In order to investigate which components of GGE exhibit antiplatelet effects, we searched papers related to component analysis (Li et al., 2016). 14 ingredients were identified in the paper, and antiplatelet effects were reported for 2 substances.
Glabridin and licochalcone A were reported to be substances with representative antiplatelet effects (Chung et al., 2022; Lien et al., 2017), and we could predict that the antiplatelet effect of GGE was caused by two single substances.

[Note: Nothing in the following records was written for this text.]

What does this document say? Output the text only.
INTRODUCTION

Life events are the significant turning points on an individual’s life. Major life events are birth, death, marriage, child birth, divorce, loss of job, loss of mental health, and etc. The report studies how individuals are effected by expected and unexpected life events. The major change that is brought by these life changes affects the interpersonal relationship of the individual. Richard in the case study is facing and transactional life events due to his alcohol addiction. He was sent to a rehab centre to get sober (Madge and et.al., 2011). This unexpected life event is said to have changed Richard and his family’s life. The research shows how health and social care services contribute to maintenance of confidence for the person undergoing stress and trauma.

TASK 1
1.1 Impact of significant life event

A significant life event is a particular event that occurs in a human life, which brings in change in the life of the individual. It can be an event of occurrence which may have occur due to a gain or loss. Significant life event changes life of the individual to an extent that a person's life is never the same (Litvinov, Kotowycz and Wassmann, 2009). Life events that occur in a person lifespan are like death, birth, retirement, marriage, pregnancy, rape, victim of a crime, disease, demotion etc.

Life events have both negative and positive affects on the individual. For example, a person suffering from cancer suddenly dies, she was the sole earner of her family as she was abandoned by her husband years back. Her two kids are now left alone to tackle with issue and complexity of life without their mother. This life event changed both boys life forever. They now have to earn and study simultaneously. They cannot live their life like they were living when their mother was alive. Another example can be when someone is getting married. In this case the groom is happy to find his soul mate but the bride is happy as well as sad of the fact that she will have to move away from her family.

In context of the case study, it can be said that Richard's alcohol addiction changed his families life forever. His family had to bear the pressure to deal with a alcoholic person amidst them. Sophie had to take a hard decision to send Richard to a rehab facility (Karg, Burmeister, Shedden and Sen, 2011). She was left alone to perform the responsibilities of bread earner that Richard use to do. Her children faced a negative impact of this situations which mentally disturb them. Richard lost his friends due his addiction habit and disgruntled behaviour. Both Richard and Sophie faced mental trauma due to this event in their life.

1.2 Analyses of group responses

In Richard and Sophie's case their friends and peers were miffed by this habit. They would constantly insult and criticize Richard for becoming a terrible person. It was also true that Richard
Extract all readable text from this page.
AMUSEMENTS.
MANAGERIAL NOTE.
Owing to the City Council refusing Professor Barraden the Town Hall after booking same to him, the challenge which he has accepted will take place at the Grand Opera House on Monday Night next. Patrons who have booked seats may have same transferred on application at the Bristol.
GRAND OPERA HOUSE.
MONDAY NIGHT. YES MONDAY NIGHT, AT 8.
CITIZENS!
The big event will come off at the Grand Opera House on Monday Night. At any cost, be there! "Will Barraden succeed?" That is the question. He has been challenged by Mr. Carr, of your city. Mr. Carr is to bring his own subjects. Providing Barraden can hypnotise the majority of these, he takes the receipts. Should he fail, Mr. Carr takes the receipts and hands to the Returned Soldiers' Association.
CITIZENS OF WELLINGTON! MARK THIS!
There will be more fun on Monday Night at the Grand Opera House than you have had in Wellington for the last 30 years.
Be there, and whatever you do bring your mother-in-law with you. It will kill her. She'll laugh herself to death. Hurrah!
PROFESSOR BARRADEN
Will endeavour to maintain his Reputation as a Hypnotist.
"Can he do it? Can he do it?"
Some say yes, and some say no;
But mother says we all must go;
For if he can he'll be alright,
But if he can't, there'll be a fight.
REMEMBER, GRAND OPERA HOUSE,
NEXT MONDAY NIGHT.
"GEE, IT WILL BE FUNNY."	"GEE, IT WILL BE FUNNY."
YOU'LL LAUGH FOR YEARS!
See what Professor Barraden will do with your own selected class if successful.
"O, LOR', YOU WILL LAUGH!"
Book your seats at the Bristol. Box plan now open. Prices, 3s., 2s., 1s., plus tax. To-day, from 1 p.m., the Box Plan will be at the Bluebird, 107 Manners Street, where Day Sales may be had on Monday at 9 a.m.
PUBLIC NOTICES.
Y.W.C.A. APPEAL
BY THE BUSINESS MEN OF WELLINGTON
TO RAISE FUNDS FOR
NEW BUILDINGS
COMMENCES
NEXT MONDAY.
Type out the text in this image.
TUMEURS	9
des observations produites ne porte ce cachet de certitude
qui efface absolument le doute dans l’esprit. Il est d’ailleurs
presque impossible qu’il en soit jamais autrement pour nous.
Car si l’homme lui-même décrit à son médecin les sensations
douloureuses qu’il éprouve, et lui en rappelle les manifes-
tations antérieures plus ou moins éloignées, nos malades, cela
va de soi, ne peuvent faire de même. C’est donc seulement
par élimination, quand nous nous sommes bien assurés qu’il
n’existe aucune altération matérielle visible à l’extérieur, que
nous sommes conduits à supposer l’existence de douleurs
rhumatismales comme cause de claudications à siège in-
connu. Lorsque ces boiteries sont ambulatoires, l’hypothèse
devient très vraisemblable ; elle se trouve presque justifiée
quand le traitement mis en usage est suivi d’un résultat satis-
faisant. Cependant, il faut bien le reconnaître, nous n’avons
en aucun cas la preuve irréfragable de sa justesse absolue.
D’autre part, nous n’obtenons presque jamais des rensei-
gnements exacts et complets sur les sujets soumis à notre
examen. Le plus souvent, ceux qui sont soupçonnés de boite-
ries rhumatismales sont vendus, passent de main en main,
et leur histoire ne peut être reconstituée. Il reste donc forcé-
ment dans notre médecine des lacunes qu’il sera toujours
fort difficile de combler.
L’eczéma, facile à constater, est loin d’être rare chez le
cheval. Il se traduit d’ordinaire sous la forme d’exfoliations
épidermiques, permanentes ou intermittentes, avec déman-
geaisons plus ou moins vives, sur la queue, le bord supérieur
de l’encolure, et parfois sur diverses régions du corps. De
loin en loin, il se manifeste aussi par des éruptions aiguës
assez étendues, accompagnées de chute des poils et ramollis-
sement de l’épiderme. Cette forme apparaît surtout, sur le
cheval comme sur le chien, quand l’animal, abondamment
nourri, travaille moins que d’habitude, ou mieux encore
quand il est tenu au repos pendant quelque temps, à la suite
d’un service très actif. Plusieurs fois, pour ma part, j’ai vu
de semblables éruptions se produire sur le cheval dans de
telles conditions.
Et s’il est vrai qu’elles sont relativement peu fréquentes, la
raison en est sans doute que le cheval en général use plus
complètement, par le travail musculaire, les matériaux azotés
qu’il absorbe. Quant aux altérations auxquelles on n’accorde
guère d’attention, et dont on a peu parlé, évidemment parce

This study found that GGE inhibited platelet activity without cell damage. GGE inactivated calcium release and integrin activation in collagen-stimulated platelets and ultimately delayed the contraction of blood clots. Therefore, GGE would be a useful in antithrombosis applications.
This work was supported by a 2022 Far East University Research Grant (FEU2022S04).
The authors declare no conflict of interest.